Look how Open Office development charged after the introduction of Go OO, or MySQL after MariaDB, or more generally the entire smartphone market after the introduction of the iPhone. Competition is good.
That said, Dr. Hipp is known to be passionate about SQLite. In my previous examples the software was pretty much neglected before the competition came, which is certainly not the case with SQLite.
Rewriting SQLite in Rust, or some other trendy “safe” language, would not help. In fact it might hurt.
Prof. Regehr did not find problems with SQLite. He found constructs in the SQLite source code which under a strict reading of the C standards have “undefined behaviour”, which means that the compiler can generate whatever machine code it wants without it being called a compiler bug. That’s an important finding. But as it happens, no modern compilers that we know of actually interpret any of the SQLite source code in an unexpected or harmful way. We know this, because we have tested the SQLite machine code – every single instruction – using many different compilers, on many different CPU architectures and operating systems and with many different compile-time options. So there is nothing wrong with the sqlite3.so or sqlite3.dylib or winsqlite3.dll library that is happily running on your computer. Those files contain no source code, and hence no UB.
The point of Prof. Regehr’s post (as I understand it) is the the C programming language as evolved to contain such byzantine rules that even experts find it difficult to write complex programs that do not contain UB.
The rules of rust are less byzantine (so far – give it time :-)) and so in theory it should be easier to write programs in rust that do not contain UB. That’s all well and good. But it does not relieve the programmer of the responsibility of testing the machine code to make sure it really does work as intended. The rust compiler contains bugs. (I don’t know what they are but I feel sure there must be some.) Some well-formed rust programs will generate machine code that behaves differently from what the programmer expected. In the case of rust we get to call these “compiler bugs” whereas in the C-language world such occurrences are more often labeled “undefined behavior”. But whatever you call it, the outcome is the same: the program does not work. And the only way to find these problems is to thoroughly test the actual machine code.

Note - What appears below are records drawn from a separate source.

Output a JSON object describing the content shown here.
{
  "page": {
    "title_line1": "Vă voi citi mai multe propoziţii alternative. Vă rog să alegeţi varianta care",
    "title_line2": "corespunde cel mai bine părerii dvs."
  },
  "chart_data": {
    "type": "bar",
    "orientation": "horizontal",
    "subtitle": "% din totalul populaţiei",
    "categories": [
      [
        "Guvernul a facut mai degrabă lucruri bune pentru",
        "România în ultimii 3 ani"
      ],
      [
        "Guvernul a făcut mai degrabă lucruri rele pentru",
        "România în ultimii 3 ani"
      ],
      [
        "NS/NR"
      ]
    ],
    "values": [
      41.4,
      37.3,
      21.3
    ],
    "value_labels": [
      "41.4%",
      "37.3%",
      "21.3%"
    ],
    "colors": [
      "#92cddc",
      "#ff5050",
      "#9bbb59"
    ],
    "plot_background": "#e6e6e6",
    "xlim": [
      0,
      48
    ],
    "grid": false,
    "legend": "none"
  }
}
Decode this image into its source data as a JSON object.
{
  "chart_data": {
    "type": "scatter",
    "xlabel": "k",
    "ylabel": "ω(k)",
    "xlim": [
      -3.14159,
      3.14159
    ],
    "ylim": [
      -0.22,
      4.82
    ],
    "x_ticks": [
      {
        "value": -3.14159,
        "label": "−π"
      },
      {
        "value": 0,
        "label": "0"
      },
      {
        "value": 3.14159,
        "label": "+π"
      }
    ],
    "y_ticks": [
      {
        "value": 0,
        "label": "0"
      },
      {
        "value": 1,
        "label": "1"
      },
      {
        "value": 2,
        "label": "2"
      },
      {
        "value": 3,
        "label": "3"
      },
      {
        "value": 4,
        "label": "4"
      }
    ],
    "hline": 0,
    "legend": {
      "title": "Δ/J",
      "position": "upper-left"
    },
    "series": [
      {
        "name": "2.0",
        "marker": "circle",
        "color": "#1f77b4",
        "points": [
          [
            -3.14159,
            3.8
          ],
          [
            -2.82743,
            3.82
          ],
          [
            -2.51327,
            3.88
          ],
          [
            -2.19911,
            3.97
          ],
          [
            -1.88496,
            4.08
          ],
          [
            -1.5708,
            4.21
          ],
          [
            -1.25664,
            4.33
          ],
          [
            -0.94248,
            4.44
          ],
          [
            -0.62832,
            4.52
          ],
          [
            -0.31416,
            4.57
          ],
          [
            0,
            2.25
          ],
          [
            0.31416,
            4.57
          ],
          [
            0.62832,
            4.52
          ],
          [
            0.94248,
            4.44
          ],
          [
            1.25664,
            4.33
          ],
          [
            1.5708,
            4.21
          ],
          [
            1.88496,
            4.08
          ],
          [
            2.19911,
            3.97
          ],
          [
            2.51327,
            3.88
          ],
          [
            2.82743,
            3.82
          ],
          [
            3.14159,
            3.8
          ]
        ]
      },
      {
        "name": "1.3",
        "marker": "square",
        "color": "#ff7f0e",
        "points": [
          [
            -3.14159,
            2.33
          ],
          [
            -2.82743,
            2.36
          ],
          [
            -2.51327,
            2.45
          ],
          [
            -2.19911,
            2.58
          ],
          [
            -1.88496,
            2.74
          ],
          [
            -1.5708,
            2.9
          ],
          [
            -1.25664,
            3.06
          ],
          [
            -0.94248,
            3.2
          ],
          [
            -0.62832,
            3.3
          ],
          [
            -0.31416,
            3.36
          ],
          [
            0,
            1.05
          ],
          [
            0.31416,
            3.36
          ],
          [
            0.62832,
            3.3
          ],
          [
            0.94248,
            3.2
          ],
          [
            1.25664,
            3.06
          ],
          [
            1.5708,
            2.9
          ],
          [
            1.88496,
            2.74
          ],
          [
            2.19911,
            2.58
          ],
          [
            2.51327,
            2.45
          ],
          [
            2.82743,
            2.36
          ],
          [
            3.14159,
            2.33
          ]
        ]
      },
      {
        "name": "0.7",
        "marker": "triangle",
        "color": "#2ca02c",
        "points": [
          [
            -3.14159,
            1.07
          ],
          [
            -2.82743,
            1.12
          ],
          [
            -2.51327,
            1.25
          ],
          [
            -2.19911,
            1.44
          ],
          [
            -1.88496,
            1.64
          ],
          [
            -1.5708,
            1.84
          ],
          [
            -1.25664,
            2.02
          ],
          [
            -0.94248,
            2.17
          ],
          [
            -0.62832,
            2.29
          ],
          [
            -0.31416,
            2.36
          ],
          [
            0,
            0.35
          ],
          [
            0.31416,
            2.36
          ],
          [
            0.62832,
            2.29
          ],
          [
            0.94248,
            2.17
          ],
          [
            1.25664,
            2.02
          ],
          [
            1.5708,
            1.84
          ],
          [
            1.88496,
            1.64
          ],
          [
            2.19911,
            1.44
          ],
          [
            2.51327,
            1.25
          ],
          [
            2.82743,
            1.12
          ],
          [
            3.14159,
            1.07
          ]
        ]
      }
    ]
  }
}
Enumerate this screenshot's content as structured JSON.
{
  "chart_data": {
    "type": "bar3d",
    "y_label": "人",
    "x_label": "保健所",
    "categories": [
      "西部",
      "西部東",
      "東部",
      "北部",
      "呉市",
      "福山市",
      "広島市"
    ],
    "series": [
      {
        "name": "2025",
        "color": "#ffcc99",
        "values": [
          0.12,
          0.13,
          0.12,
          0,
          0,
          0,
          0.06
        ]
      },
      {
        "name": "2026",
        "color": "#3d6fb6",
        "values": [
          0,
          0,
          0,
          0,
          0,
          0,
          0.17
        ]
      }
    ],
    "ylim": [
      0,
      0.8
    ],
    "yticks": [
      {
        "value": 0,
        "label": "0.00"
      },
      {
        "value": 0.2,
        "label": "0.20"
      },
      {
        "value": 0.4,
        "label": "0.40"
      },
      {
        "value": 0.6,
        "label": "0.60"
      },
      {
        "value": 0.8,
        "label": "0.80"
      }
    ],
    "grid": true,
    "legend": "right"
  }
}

And that is where rust falls down. Because it is a newer language, it does not have (afaik) tools like gcov that are so helpful for doing machine-code testing. Nor are there multiple independently-developed rust compilers for diversity testing. Perhaps that situation will change as rust becomes more popular, but that is the situation for now.
You can just use C tooling with Rust, generally; I know kcov has worked for a long time, but it looks like easy gcov support does exist: https://github.com/kennytm/cov
https://www.infoq.com/news/2009/08/Porting-SQLite-to-.NET-in...
I honestly hope against hope that you’re being sarcastic.